Hooks for Enforcement

Hooks enforce the "log before you code" rule by checking for decision graph activity before allowing commits.

The decision graph works best when it is populated in real time—before and during implementation, not after. Hooks turn this best practice into a hard requirement by integrating with git's pre-commit mechanism.

Configuration

Hooks are configured in .deciduous/config.toml. The hooks section defines what checks run before a commit is allowed:

.deciduous/config.toml
[hooks] # Require at least one active goal before committing require_active_goal = true # Require a recent deciduous command (within last 30 minutes) require_recent_activity = true recent_activity_minutes = 30 # Require an action node linked to HEAD commit require_commit_link = false # Branches where hooks are enforced (empty = all branches) enforced_branches = [] # Branches where hooks are skipped skip_branches = ["main", "master"]

The most common configuration requires an active goal and recent deciduous activity. This catches the case where a developer starts coding without first creating a goal node. The skip_branches setting exempts main/master, where merge commits should not be blocked.

Installing Hooks

The deciduous hooks install command generates git hook scripts and places them in .git/hooks/:

Installing hooks
deciduous hooks install Installed pre-commit hook: .git/hooks/pre-commit - Check: require active goal node - Check: require recent deciduous activity (30 min) Hook is executable and ready.

The generated hook script calls deciduous to check the configured conditions. If any check fails, the commit is blocked with a message explaining what is needed.

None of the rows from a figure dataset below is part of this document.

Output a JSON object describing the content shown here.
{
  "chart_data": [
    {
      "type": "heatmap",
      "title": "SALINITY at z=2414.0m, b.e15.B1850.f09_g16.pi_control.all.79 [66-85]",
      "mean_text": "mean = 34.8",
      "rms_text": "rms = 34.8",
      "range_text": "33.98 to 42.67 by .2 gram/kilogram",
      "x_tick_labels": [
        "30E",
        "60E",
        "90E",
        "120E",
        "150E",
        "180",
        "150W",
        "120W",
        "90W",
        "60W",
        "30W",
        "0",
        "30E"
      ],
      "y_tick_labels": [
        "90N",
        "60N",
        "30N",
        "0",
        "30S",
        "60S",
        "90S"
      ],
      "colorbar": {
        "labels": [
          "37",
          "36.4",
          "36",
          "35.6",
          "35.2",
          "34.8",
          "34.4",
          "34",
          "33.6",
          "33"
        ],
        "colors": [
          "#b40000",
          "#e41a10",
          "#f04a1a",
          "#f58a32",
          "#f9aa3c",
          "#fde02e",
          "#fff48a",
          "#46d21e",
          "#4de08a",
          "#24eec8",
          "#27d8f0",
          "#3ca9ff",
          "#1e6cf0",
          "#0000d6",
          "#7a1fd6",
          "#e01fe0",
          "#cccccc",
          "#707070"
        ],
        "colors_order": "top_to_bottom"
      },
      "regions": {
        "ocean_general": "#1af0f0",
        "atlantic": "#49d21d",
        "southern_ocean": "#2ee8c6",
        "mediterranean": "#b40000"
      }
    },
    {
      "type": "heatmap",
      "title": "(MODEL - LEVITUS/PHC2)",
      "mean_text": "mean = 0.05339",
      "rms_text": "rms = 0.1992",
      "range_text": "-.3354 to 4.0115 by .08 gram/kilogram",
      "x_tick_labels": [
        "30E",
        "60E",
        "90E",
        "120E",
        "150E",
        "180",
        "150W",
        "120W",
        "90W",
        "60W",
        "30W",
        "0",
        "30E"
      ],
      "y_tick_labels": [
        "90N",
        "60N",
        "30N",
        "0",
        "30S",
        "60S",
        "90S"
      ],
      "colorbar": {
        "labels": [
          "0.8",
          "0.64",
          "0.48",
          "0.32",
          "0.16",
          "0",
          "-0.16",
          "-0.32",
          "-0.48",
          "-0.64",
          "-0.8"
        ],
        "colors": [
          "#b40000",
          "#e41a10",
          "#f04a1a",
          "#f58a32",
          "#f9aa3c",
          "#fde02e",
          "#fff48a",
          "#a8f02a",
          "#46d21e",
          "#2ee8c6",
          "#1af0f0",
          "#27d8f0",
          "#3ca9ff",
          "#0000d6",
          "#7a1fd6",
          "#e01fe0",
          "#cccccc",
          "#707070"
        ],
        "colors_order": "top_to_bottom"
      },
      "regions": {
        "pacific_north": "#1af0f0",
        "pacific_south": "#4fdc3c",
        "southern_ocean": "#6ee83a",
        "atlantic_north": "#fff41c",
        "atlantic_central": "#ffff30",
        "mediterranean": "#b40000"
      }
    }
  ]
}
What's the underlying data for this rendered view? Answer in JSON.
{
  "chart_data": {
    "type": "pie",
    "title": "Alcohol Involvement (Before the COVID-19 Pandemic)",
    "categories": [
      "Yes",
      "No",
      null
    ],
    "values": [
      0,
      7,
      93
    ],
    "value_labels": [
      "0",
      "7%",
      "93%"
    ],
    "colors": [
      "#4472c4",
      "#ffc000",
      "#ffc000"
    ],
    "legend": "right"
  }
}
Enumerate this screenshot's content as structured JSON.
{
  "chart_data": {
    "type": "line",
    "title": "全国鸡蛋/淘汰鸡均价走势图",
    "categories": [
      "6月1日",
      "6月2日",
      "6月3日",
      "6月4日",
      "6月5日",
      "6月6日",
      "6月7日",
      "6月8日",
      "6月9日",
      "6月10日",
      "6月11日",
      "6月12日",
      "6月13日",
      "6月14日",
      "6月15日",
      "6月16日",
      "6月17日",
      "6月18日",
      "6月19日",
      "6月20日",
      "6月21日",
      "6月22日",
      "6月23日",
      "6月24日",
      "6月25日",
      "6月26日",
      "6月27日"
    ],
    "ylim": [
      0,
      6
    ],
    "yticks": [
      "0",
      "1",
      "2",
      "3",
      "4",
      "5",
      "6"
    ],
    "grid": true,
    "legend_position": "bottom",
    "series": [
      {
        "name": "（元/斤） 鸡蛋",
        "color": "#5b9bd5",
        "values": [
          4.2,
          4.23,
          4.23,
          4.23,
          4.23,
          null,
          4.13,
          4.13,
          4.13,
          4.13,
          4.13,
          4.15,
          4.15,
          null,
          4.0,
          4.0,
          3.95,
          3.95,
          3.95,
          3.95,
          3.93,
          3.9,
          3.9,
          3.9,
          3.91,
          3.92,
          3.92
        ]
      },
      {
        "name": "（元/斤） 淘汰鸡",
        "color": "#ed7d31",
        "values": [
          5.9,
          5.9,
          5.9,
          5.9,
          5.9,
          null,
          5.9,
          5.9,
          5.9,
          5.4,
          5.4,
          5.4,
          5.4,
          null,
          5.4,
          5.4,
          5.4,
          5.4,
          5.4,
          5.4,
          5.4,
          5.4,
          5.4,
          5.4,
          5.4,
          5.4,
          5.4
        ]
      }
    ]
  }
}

What a Blocked Commit Looks Like

When you try to commit without meeting the hook requirements:

Blocked commit
git commit -m "feat: add CI workflow" deciduous pre-commit check failed: No recent deciduous activity found. Last command was 2 hours ago. Before committing, log what you're about to do: deciduous add goal "Add CI workflow" -c 90 deciduous add action "Implementing CI workflow" -c 85 To skip this check (not recommended): git commit --no-verify

The error message is actionable—it tells you exactly what commands to run. After creating the goal and action nodes, the commit will succeed:

After logging the decision
deciduous add goal "Add CI pipelines for snowflex" -c 90 Created node #57: goal "Add CI pipelines for snowflex" deciduous add action "Implement unit test CI workflow" -c 85 Created node #60: action "Implement unit test CI workflow" git commit -m "feat: add CI workflow" [ci-pipelines abc1234] feat: add CI workflow 2 files changed, 45 insertions(+)

Checking Hook Status

See what hooks are currently installed and their configuration:

deciduous hooks status
deciduous hooks status Hooks status: Installed: yes (.git/hooks/pre-commit) Configuration: .deciduous/config.toml Active checks: require_active_goal: yes require_recent_activity: yes (30 min window) require_commit_link: no Skip branches: main, master Current branch: ci-pipelines (enforced)

Uninstalling Hooks

Remove the deciduous hooks without affecting other git hooks:

Uninstalling hooks
deciduous hooks uninstall Removed pre-commit hook: .git/hooks/pre-commit

When to Use Hooks

Situation Recommendation
Solo developer, AI assistant handles logging Hooks are optional—the assistant follows CLAUDE.md rules
Team where some members forget to log Enable require_active_goal
Strict traceability requirements Enable all checks including require_commit_link
Quick prototyping or spike work Disable hooks or use skip_branches for spike branches
Hooks are local

Git hooks are not committed to the repository (they live in .git/hooks/, which is not tracked). Each developer must run deciduous hooks install on their own machine. The configuration in .deciduous/config.toml is committed, so the hook behavior is consistent once installed.